I've just seen a post on Facebook that got me thinking. There was a picture of a lady in a wheelchair on a beach (in the USA, I think) and she looked rather sad. She had written, "I wish people would see me and not the wheelchair." My first thought was to agree with her. I get what she means. She just wants to be like everyone else and for people to treat her like they treat other people. I read a lot of posts like this from across The Pond and I wonder whether it's somewhat more difficult there than it is here.

My second thought was about how she got onto that beach. It was soft sand. I remember trying to get onto the beach in Kemi last summer. I was determined to get onto the beach and paddle in the sea... more so because Neil is reluctant to even try to help me because it's so impossible. With a lot of help from my friends, I made it onto Kemi beach and then walked on crutches and paddled in the sea. It took so long to get over the sand that I was exhausted by the time I reached the sea! So I wonder how the sad-faced lady got onto the beach and why she was there. Wouldn't it have been easier if people had considered her wheelchair... my wheelchair... wheels in general? Wouldn't it be great if there was some way of getting onto the beach in a chair?

Is the problem that people do see the chair and assume that the person wouldn't want to go on the beach OR is it that they don't see the chair and therefore don't make adjustments? Okay, so most beaches aren't designed by anyone. Nobody is responsible for making a beach... but lets transfer this question to other places. My family are going out for dinner at the weekend and the restaurant is not completely accessible. I rang to find out about it but was left with uncertainty, as they talked about manhandling me down an internal step. Are they seeing the person and not the chair? Are they not seeing the obstacles that are in my way? OR are they seeing the chair and not the person? Are they just not getting that normal people don't like strangers manhandling them and in that chair is a person?

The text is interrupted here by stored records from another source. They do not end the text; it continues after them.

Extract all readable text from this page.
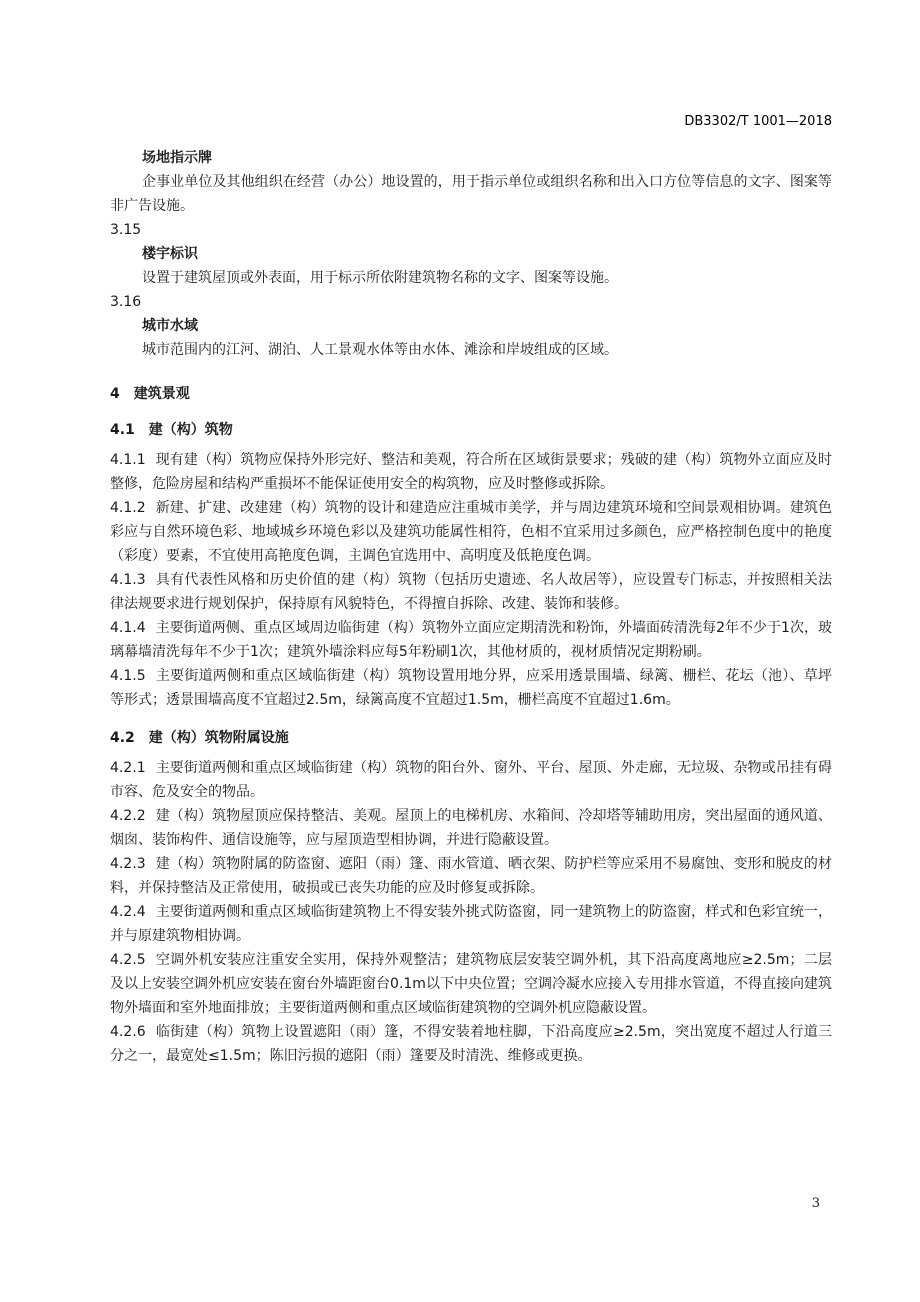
DB3302/T 1001—2018
场地指示牌
企事业单位及其他组织在经营（办公）地设置的，用于指示单位或组织名称和出入口方位等信息的文字、图案等非广告设施。
3.15
楼宇标识
设置于建筑屋顶或外表面，用于标示所依附建筑物名称的文字、图案等设施。
3.16
城市水域
城市范围内的江河、湖泊、人工景观水体等由水体、滩涂和岸坡组成的区域。
4　建筑景观
4.1　建（构）筑物
4.1.1 现有建（构）筑物应保持外形完好、整洁和美观，符合所在区域街景要求；残破的建（构）筑物外立面应及时整修，危险房屋和结构严重损坏不能保证使用安全的构筑物，应及时整修或拆除。
4.1.2 新建、扩建、改建建（构）筑物的设计和建造应注重城市美学，并与周边建筑环境和空间景观相协调。建筑色彩应与自然环境色彩、地域城乡环境色彩以及建筑功能属性相符，色相不宜采用过多颜色，应严格控制色度中的艳度（彩度）要素，不宜使用高艳度色调，主调色宜选用中、高明度及低艳度色调。
4.1.3 具有代表性风格和历史价值的建（构）筑物（包括历史遗迹、名人故居等），应设置专门标志，并按照相关法律法规要求进行规划保护，保持原有风貌特色，不得擅自拆除、改建、装饰和装修。
4.1.4 主要街道两侧、重点区域周边临街建（构）筑物外立面应定期清洗和粉饰，外墙面砖清洗每2年不少于1次，玻璃幕墙清洗每年不少于1次；建筑外墙涂料应每5年粉刷1次，其他材质的，视材质情况定期粉刷。
4.1.5 主要街道两侧和重点区域临街建（构）筑物设置用地分界，应采用透景围墙、绿篱、栅栏、花坛（池）、草坪等形式；透景围墙高度不宜超过2.5m，绿篱高度不宜超过1.5m，栅栏高度不宜超过1.6m。
4.2　建（构）筑物附属设施
4.2.1 主要街道两侧和重点区域临街建（构）筑物的阳台外、窗外、平台、屋顶、外走廊，无垃圾、杂物或吊挂有碍市容、危及安全的物品。
4.2.2 建（构）筑物屋顶应保持整洁、美观。屋顶上的电梯机房、水箱间、冷却塔等辅助用房，突出屋面的通风道、烟囱、装饰构件、通信设施等，应与屋顶造型相协调，并进行隐蔽设置。
4.2.3 建（构）筑物附属的防盗窗、遮阳（雨）篷、雨水管道、晒衣架、防护栏等应采用不易腐蚀、变形和脱皮的材料，并保持整洁及正常使用，破损或已丧失功能的应及时修复或拆除。
4.2.4 主要街道两侧和重点区域临街建筑物上不得安装外挑式防盗窗，同一建筑物上的防盗窗，样式和色彩宜统一，并与原建筑物相协调。
4.2.5 空调外机安装应注重安全实用，保持外观整洁；建筑物底层安装空调外机，其下沿高度离地应≥2.5m；二层及以上安装空调外机应安装在窗台外墙距窗台0.1m以下中央位置；空调冷凝水应接入专用排水管道，不得直接向建筑物外墙面和室外地面排放；主要街道两侧和重点区域临街建筑物的空调外机应隐蔽设置。
4.2.6 临街建（构）筑物上设置遮阳（雨）篷，不得安装着地柱脚，下沿高度应≥2.5m，突出宽度不超过人行道三分之一，最宽处≤1.5m；陈旧污损的遮阳（雨）篷要及时清洗、维修或更换。
3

Recently, on the news, there was something about accessibility in towns and how businesses are missing out on huge amounts of business by not being accessible. They might think that all disabled people are poor... because obviously we don't work! Well I do work. Sometimes I work very happily and feel immensely grateful that I have a job. Other days, I work through pain, fatigue and feel immensely stressed and wish I didn't have to go to work. The money that I earn, like most working people, is hard-earned. Therefore I am becoming more and more reluctant to spend it in places that are inaccessible. Why would I do that?!?!? There are great places that have gone to a lot of trouble and expense to be accessible. I'd like to spend my money there.

So do I want people to see me or my chair? Well, I think I want them to see both... together. I'm not saying that my disability defines me but it is a part of who I am. I don't want to spend my life feeling sad about that or frustrated because life is built around the majority. If people happen to see my chair first, well, okay... they're going to meet me next. Once they get to know me, the chair will fade into the background. In reality though, people don't see me or my chair... they see Liggy first. We proved that yesterday, walking round Ikea and Meadowhall. A few children pointed at my flashing front casters but lots of people commented on my beautiful dog and how well-trained she is. Then I just feel so proud to be wheeling alongside her!